There are usually some key numbers that stand out and need to be managed. Everything else can be a distraction. What you need as a business founder also differs from what the accountant needs, the bank, investors, directors, etc so don’t be concerned that your important metrics don’t fit with others. For a lot of founders, key metrics will include bank balance, and burn rate. Just be aware that these become more complicated to deduce as the size and complexity of your business grow.

Know exactly what your bank balance will be on any given date

If your cash flow is tight, meet with your bookkeeper regularly. Make sure they are clear that any deviations from the plan and forecast should be flagged with you immediately. Implement a financial control process and above all else, treat cash with the importance it deserves.

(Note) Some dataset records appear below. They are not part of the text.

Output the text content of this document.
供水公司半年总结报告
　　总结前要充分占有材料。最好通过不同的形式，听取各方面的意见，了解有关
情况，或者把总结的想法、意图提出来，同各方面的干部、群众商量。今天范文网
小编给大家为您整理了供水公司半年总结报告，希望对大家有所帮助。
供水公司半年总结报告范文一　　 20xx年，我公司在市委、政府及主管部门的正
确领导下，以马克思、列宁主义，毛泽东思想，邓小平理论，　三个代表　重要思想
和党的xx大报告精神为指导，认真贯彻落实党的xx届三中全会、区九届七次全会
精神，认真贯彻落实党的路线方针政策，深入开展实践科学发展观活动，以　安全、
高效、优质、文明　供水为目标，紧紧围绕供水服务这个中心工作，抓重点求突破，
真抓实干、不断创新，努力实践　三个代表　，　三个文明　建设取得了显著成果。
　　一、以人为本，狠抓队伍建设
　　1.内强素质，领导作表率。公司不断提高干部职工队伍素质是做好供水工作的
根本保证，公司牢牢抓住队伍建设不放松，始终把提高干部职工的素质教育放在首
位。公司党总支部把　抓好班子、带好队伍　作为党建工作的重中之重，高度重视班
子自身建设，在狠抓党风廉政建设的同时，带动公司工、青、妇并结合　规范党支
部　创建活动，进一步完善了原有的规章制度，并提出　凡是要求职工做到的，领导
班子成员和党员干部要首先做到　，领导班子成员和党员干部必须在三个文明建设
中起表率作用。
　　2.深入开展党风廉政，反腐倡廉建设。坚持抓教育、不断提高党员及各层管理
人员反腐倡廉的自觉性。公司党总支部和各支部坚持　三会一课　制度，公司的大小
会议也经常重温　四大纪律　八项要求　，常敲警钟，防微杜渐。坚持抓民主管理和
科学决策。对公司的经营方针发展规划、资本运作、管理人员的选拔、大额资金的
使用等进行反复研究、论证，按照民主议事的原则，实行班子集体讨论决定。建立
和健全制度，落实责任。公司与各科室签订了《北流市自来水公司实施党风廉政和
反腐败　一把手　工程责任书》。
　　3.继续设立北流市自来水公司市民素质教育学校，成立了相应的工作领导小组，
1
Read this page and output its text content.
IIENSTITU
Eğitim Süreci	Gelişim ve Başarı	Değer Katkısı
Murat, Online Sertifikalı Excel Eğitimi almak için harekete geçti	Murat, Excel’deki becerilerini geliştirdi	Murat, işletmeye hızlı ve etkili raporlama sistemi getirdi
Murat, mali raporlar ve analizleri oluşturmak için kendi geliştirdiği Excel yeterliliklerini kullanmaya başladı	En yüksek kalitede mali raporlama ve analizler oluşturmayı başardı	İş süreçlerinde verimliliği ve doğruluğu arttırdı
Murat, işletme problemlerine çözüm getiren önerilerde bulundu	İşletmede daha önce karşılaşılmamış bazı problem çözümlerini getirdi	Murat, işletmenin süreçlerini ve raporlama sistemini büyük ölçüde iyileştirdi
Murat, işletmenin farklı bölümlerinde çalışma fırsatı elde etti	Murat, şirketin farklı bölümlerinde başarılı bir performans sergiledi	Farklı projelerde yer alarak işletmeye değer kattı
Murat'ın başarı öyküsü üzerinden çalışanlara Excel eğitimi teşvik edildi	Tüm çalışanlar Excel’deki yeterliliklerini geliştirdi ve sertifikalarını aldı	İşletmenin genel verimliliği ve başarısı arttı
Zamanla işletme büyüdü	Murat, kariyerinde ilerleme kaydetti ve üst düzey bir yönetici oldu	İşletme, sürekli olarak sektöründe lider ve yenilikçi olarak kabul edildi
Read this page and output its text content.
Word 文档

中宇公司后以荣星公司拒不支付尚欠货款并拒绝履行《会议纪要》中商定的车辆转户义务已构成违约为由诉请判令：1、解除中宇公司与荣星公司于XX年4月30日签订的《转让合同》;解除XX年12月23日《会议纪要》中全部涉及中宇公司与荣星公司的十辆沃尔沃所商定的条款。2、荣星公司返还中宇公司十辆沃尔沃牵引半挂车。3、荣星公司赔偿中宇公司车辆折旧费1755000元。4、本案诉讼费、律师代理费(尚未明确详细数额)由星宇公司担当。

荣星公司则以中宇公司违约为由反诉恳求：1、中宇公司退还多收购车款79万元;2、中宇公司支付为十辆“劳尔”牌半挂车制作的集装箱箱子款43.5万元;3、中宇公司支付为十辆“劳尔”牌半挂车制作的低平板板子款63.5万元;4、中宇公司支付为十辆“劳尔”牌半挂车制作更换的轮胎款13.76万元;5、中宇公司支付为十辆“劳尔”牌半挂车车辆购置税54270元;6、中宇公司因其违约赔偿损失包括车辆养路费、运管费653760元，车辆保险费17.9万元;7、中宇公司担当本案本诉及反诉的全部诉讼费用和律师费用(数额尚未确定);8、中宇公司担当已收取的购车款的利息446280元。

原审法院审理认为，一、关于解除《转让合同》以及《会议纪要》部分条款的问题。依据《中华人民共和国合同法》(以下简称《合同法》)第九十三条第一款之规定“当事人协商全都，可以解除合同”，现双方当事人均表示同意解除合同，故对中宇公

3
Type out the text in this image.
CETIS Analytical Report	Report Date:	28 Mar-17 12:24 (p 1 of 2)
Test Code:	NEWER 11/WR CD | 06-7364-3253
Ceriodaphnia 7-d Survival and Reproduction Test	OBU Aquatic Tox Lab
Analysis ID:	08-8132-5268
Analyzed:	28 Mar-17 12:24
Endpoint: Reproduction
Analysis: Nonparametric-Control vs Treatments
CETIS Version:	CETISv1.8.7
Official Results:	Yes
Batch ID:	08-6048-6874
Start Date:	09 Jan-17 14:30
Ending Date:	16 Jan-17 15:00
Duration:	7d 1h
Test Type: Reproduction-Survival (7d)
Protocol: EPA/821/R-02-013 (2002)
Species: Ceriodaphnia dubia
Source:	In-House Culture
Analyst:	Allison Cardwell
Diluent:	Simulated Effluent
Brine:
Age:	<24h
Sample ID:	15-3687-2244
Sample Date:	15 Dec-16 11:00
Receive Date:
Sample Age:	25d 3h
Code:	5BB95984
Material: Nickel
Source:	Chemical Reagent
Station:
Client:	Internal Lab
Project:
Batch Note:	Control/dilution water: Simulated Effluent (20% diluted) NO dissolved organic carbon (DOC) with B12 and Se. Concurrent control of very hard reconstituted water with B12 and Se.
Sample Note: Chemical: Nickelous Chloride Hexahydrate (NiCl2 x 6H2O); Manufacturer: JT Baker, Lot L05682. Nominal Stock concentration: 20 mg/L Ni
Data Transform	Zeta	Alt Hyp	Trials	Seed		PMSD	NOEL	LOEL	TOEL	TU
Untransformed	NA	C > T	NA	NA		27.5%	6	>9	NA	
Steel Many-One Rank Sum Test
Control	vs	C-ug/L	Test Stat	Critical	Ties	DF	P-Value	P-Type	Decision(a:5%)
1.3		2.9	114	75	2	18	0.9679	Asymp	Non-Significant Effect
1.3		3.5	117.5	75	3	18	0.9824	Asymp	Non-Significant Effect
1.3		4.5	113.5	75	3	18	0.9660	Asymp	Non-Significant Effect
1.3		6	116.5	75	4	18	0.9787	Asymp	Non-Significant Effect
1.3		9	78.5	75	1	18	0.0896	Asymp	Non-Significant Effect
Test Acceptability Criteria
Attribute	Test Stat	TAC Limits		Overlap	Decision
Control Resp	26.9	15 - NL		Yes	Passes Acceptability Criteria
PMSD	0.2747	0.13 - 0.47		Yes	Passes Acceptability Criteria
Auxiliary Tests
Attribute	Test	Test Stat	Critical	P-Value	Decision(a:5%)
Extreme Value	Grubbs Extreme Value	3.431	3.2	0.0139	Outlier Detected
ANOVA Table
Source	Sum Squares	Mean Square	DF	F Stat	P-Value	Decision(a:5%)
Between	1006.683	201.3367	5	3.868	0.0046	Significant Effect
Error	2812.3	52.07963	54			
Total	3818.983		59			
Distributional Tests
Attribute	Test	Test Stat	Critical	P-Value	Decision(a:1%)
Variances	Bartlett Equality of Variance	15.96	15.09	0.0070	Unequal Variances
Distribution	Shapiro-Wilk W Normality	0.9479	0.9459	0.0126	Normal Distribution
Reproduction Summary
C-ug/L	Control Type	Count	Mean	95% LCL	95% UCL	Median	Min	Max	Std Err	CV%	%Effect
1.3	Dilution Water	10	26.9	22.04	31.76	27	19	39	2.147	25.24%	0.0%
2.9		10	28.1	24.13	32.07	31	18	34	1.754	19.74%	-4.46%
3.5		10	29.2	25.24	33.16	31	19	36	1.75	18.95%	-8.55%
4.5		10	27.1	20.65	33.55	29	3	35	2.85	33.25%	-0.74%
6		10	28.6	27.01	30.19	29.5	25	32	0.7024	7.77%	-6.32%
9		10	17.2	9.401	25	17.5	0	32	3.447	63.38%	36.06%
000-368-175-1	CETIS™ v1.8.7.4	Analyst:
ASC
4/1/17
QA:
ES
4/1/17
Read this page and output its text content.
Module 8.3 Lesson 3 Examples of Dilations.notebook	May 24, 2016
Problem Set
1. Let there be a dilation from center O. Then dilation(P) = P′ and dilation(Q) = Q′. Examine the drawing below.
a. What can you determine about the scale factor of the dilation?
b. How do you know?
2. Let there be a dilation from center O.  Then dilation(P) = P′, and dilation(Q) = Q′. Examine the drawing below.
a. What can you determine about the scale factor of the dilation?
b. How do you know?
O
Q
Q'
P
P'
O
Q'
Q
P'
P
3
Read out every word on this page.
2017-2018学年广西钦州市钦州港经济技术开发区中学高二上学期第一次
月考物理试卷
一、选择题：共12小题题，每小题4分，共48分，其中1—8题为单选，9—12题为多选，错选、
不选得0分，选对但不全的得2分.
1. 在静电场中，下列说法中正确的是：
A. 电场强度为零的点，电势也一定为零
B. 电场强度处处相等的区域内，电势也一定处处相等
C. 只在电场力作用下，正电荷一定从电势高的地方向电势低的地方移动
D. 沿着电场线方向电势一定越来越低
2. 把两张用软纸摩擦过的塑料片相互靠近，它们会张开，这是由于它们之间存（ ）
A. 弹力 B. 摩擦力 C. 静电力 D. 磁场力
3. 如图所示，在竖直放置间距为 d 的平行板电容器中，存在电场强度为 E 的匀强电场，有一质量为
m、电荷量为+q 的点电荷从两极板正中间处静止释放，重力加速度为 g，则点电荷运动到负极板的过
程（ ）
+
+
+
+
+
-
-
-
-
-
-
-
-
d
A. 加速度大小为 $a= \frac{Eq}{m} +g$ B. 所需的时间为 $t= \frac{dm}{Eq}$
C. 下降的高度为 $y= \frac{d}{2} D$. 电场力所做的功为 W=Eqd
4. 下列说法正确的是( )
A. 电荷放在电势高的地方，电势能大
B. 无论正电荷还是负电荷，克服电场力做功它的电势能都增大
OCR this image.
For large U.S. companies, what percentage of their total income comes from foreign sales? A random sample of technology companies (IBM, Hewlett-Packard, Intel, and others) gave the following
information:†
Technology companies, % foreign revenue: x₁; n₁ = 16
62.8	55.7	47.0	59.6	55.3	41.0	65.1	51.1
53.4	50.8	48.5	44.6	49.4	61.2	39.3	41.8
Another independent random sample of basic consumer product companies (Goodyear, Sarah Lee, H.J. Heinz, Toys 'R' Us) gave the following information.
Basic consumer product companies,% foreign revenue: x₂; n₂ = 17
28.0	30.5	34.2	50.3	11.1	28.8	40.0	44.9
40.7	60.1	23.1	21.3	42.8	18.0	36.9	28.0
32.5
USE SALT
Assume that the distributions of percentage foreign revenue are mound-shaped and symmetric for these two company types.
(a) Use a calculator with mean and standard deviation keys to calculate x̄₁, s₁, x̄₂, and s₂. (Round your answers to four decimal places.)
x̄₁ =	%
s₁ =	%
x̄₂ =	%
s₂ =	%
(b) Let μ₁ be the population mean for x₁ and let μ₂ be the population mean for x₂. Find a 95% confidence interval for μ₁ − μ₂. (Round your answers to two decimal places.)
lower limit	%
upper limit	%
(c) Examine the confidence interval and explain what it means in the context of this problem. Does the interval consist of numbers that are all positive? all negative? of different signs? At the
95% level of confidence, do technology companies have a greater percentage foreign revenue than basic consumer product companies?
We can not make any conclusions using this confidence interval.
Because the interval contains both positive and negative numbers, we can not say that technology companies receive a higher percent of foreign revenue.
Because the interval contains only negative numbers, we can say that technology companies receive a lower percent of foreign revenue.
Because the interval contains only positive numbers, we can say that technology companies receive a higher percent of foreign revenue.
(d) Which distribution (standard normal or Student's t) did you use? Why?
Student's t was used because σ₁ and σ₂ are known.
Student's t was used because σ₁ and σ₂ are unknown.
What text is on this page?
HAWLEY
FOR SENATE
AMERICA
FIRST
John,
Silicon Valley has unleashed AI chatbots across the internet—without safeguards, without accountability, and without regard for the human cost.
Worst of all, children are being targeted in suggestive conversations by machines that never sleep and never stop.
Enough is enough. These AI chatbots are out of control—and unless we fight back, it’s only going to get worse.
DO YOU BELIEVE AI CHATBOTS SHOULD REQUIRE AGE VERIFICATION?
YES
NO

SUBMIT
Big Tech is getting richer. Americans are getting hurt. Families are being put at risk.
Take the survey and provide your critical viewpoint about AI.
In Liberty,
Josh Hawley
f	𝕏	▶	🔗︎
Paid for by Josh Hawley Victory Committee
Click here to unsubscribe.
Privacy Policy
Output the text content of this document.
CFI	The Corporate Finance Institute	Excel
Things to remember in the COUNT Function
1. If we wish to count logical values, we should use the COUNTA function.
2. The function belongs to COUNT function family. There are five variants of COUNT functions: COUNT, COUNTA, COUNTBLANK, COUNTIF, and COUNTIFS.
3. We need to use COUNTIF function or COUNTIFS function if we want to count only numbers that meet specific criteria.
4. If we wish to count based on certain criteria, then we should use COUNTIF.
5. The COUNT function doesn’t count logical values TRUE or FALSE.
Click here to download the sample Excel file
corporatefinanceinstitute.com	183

90% probability sales are not sales

It’s tempting to include projected revenue amounts for unsigned contracts in your financial model. The impact of a 90% probability contract not being signed however is significant if you’ve had to take on more cost to accommodate business that doesn’t eventuate. Ensure you have a plan for accommodating either scenario and don’t bank on any business until it’s signed.

Conclusion

We’ve spoken to founders that have only experienced the up and never had to check their bank account. I’ve found some that hired and found a great CFO from day 1. The vast majority we see, however, are doing this on their own or with an accountant and have had at least one low cash or tricky timing experience. It happens to all of us eventually so having clarity over your cash position, having a plan that is simple to update and follow will help reduce the number of low cash episodes. Meet regularly with your bookkeeper and have them flag anything that deviates too much from the plan or could impact your cash position. Lastly, cash is king for a reason as it’s the blood that circulates around your business and allows it to keep functioning so make sure that your business isn’t relying on future, unconfirmed business for its survival. Discounting anything that isn’t signed, if you are in a tight cash position is crucial to avoid impact on your business.